Fransız çimento firması betonu üretiyor, Almanlar da yer altı sığınaklarını yapıyorlar. Sözde bunlar müttefiklerimiz. NATO çerçevesinde gerekirse, biz onlar için harbe gireceğiz. NATO'nun en büyük ikinci ordusuyuz. Ama müttefiklerimizin, başta Amerika olmak üzere yaptıkları ortada.
Amerikalı bir general ülkesinde "Türk askerleri, Araplar ve diğer ülke askerlerine benzemiyor. Türkler’de geri gitmek gibi bir davranış yok. Ölesiye savaşıyorlar." diye beyanat veriyor. Hiçbir ülkenin anası evladını, düğüne gider gibi askere göndermez. Ana evladına derki "Sütüm sana helal olmaz, saldırmazsan düşmana." Bu anaları, dünyanın hiçbir milletinde bulamazsınız.
İşte bu manevi kuvvet, bizi biz yapıyor. Bizi güçlü yapıyor. İşte bu sebeple, yedi düvel karşımıza dikiliyor. İçerden ve dışarıdan bizi çökeltmeye çalışıyorlar.
Amerika ve Batılılar, dünyanın en barbar, kan dökücü, sömürgeci ülkeleridir. Barış ve özgürlük getireceğiz, DEAŞ ile savaşacağız diye gittikleri yerlerde, sivil çocuk demeden, insanları öldürmüşlerdir.
Irak'ta bir milyon, Afganistan ve Pakistan'da 300 bin kişi olmak üzere, bir milyon üç yüz bin sivil, Amerika ve batılılar tarafından öldürülmüştür.
1. ve 2. Dünya harbinde ölen insan sayısı, 75 milyondur.
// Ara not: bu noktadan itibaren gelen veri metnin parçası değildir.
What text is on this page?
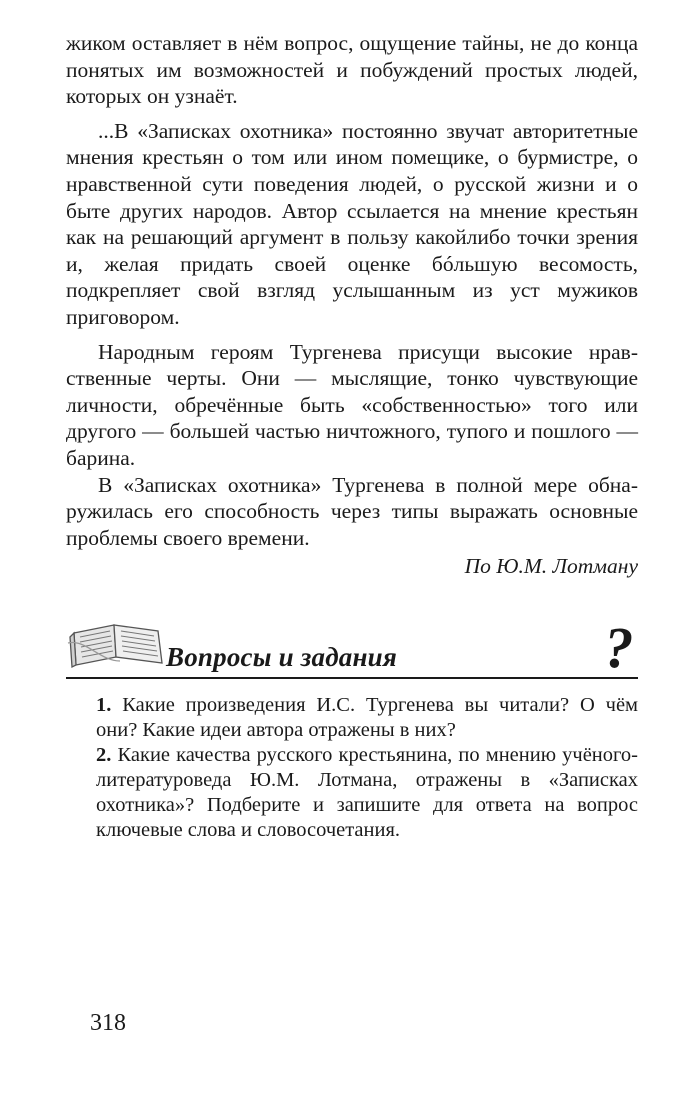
жиком оставляет в нём вопрос, ощущение тайны, не до конца понятых им возможностей и побуждений простых людей, которых он узнаёт.

...В «Записках охотника» постоянно звучат авторитетные мнения крестьян о том или ином помещике, о бурмистре, о нравственной сути поведения людей, о русской жизни и о быте других народов. Автор ссылается на мнение крестьян как на решающий аргумент в пользу какойлибо точки зрения и, желая придать своей оценке бóльшую весомость, подкрепляет свой взгляд услышанным из уст мужиков приговором.

Народным героям Тургенева присущи высокие нравственные черты. Они — мыслящие, тонко чувствующие личности, обречённые быть «собственностью» того или другого — большей частью ничтожного, тупого и пошлого — барина.

В «Записках охотника» Тургенева в полной мере обнаружилась его способность через типы выражать основные проблемы своего времени.

По Ю.М. Лотману
Вопросы и задания	?

1. Какие произведения И.С. Тургенева вы читали? О чём они? Какие идеи автора отражены в них?

2. Какие качества русского крестьянина, по мнению учёного-литературоведа Ю.М. Лотмана, отражены в «Записках охотника»? Подберите и запишите для ответа на вопрос ключевые слова и словосочетания.

318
Bunların anladıkları, barış ve demokrasi anlayışı bu işte. Bu anlayış, aynen devam etmektedir.
Metotları makyevalist metot, gayeleri emperyalizm. İnsanı makinanın tamamlayıcısı olarak görüyorlar. Bu sebeple, belirledikleri hedefe varmak için, her şeyi yapıyorlar. Her türlü vasıtayı kullanıyorlar. Bu anlayış için, insanların kitle halinde ölümü, aç kalmaları, şehirlerin yıkılması, tabiatın zarar görmesi sorun olmuyor.
Dünyada kamuoyu oluşturma, propaganda vasıtaları ile insanları istedikleri gibi düşündürüyor, kanaat sahibi yapıyorlar.
Amerika, Irak harbi sırasında, denizde yağlara bulaşmış kuşların, sudan çıkmaya çalışması ve bu arada verilen fon müziği ile insanları etkilemiş, insanlar da kuşların bu duruma gelmesine Saddam neden oldu kanaati oluşmuştu. Daha sonra anlaşıldı ki, bu tamamen Amerika'nın senaryosuydu.
Aynı zihniyet, Doğu Guta'da binlerce sivilin ölümüne ses çıkarmazken, Afrin'de siviller öldürülüyor diye Türkiye aleyhine propaganda yapmaya kalkıyor.
Türk asıllı devletlerin, Afrin konusunda ne düşündüğünü merak ediyorum. Azerbaycan dışında, Türk devletlerinden ses yok. Beyanat yok. Türkiye olarak bizim, nasıl kuşatıldığımızın göstergesidir bu. Rusya kardeş devletlere talimat vererek, Türkiye ile ilişkinizi soğuk tutun demiştir. Bu sebeple olacak ki, bu kardeş devletlerden ses çıkmıyor. Bunun altında, bu ülkeler ile bizim dış politikamızın yanlışı var mı bilmiyorum. Ama insan kardeş bildiği ülkeleri, yanında görmek istiyor. Afrika açılımı gibi bir açılım, Türk devletleriyle de kısa sürede olur inşallah.
Afrin ve diğer başarılar, bizim kendi imkanlarımız ile ayakta durabilmemiz, önümüzde duran birçok kapıyı açacaktır. Hamaset bir tarafa, bizde oyunu kurallarına göre oynamak durumundayız. Dış politikada önemli olan, çıkar ilişkileri olduğu için, her açıdan güçlülük sorunları çözecektir.
Allah ordumuza, askerimize, güvenlik güçlerimize güç ve kuvvet versin. İstikbal mücadelesini başarı ile atlatalım.